Fianna Fáil, Fine Gael and the Green Party agreed a programme of government last week, four months after a deadlocked general election result meant none of Ireland’s traditional political alliances secured a parliamentary majority.
But there is speculation that Green Party members will reject the agreement, with many saying they oppose it because of what they consider to be unambitious targets on carbon emissions and housing.
Members of all three parties must support the deal for it to pass.
Fianna Fáil and Fine Gael only require a simple majority, and both parties’ leaders have expressed confidence that the deal will be endorsed, but the Greens have a higher threshold of two-thirds.
The results were expected to be announced on Friday evening.
If approved, Fianna Fáil leader Micheál Martin will be elected Taoiseach — prime minister — on Saturday, replacing Fine Gael’s Leo Varadkar.
The parties agreed to rotate the position of taoiseach between them: Varadkar would become Martin's deputy and have a strong say on economic matters until December 2022, when the roles would be reversed.

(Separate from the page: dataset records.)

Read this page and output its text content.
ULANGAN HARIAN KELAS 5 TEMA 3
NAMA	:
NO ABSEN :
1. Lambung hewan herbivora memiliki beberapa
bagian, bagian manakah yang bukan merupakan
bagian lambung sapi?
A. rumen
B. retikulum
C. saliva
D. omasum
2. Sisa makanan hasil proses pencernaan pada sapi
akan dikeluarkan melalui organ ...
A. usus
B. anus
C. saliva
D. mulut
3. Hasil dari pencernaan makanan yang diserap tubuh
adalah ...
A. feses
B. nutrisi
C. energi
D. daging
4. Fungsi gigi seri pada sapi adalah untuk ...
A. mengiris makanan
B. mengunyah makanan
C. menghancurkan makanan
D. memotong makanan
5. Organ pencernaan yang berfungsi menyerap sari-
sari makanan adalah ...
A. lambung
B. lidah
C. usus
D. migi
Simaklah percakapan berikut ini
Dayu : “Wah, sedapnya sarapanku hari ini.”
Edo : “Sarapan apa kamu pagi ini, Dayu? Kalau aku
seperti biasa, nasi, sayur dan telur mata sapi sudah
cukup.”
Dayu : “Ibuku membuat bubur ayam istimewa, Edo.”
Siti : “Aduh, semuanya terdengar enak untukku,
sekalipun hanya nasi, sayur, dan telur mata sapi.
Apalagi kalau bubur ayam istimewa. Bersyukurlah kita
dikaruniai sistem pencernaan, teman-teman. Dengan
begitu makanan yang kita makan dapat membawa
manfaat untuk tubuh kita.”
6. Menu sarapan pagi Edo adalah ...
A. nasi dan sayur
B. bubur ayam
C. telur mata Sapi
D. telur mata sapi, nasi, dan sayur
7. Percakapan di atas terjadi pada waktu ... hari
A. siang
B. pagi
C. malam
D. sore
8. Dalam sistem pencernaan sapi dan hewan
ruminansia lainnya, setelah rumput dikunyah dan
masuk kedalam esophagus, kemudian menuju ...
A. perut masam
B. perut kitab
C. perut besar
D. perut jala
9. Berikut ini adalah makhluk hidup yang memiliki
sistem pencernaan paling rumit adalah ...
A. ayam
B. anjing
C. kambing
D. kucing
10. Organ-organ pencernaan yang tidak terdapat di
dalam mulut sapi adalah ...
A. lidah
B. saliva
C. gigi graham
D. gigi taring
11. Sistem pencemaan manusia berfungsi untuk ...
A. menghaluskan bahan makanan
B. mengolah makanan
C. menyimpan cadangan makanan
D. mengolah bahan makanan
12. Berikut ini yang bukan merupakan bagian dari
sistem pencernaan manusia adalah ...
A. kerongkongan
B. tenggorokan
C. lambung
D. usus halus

Sinn Féin, traditionally a minority party on the opposition benches, performed strongly in February’s general election, winning the most first-preference votes.
But both Fianna Fáil and Fine Gael refused to hold coalition talks with Sinn Féin because of its historic links to the IRA.
If the proposed three-party deal fails, it is possible that Ireland could call a repeat general election later in the year.